Analisi per il vaccino contro la malaria in un istituto di ricerca di Rockville, Maryland, 2007.

Primi risultati positivi negli studi su un vaccino per la malaria

Analisi per il vaccino contro la malaria in un istituto di ricerca di Rockville, Maryland, 2007.
22 febbraio 2017 11:19

È stato sviluppato un vaccino contro la malaria che sembra conferire una protezione totale per alcune settimane. Il vaccino è stato sperimentato su un ristretto gruppo di volontari e quindi deve essere ulteriormente sviluppato.

La ricerca nasce da una collaborazione tra l’università di Tubinga, in Germania, e l’azienda Sanaria, negli Stati Uniti. Stephen Hoffman e colleghi hanno realizzato un vaccino contro una particolare specie di plasmodio della malaria, il Plasmodium falciparum. Invece di utilizzare molecole o parti dell’organismo, hanno utilizzato gli sporozoiti, cioè lo stadio del plasmodio nella prima fase dell’infezione. I volontari hanno cominciato un trattamento con la clorochina, un farmaco antimalarico. Dopo un certo tempo hanno ricevuto iniezioni contenenti gli sporozoiti. Dopo aver sospeso il farmaco, i volontari restavano immuni a una nuova infezione di sporozoiti per almeno dieci settimane. In particolare, in un gruppo di nove volontari che ha ricevuto una dose alta del vaccino PfSPZ-CVac l’immunità è stata totale. A dosi più basse l’immunità è stata invece parziale.

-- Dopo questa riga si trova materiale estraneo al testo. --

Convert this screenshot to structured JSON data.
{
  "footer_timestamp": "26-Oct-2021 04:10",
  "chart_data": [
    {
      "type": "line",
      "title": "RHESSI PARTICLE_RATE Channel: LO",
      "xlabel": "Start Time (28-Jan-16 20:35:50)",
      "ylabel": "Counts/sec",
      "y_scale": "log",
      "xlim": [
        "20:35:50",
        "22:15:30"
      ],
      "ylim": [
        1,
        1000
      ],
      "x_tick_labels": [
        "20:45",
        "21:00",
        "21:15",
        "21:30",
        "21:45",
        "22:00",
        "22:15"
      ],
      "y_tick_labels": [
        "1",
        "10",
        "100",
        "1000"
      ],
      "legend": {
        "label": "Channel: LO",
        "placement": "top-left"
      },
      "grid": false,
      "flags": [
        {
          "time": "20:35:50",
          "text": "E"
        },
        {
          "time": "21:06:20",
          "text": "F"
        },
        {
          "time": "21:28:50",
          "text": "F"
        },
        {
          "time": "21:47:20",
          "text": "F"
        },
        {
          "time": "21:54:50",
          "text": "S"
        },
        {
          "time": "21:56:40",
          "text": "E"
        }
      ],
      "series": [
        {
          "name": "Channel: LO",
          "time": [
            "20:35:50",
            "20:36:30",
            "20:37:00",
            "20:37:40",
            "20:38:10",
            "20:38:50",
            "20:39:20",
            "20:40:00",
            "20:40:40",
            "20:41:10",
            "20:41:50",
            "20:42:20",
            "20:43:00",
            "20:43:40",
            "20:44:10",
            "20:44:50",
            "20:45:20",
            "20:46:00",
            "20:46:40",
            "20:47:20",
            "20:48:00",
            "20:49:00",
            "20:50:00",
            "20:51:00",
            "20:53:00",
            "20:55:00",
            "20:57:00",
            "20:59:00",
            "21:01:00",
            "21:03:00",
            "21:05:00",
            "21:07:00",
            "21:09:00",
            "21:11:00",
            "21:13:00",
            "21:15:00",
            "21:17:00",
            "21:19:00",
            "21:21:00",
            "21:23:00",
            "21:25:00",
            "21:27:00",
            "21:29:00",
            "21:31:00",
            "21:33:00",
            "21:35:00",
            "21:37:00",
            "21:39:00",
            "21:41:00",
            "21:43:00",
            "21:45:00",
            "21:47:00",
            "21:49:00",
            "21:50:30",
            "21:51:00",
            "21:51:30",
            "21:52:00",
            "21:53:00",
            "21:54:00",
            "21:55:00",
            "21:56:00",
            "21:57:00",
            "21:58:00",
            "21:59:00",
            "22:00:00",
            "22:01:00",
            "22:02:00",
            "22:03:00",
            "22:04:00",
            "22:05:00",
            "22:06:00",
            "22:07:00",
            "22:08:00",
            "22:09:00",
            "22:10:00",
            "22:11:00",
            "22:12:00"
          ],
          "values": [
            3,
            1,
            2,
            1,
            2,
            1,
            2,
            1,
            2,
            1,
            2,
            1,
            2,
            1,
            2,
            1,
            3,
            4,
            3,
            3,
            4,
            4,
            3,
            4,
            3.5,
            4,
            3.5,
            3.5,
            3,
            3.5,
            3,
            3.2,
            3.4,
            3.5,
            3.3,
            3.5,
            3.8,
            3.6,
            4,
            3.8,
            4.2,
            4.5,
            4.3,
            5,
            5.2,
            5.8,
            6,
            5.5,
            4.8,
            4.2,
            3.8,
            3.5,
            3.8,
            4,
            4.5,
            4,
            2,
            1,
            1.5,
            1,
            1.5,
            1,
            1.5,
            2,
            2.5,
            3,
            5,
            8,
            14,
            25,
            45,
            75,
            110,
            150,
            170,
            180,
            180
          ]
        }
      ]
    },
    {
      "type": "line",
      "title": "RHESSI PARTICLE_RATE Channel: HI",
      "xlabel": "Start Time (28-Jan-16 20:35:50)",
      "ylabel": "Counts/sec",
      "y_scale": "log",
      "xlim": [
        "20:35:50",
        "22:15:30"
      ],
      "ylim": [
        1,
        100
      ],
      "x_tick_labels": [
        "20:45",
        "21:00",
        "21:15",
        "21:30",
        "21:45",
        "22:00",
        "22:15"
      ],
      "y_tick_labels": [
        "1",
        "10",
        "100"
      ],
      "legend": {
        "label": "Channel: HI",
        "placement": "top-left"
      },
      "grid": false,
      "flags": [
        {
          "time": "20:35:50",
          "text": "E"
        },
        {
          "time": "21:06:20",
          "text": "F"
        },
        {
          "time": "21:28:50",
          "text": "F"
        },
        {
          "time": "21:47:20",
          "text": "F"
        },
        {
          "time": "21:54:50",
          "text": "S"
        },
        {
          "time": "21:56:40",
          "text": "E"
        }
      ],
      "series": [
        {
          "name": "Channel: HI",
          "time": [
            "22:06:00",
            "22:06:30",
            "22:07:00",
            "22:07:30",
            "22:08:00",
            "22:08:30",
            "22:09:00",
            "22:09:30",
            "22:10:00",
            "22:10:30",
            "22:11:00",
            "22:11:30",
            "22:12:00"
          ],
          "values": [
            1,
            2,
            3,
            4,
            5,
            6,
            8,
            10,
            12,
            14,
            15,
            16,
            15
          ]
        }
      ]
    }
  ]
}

Lo studio è molto preliminare e si è svolto in Germania, in condizioni diverse da quelle presenti nelle aree dove è diffusa la malaria. Inoltre, è stata considerata solo una specie di malaria e i partecipanti alla sperimentazione erano pochi. Sono quindi ulteriori ricerche prima che questo approccio possa essere esteso. Lo studio è stato pubblicato sulla rivista Nature.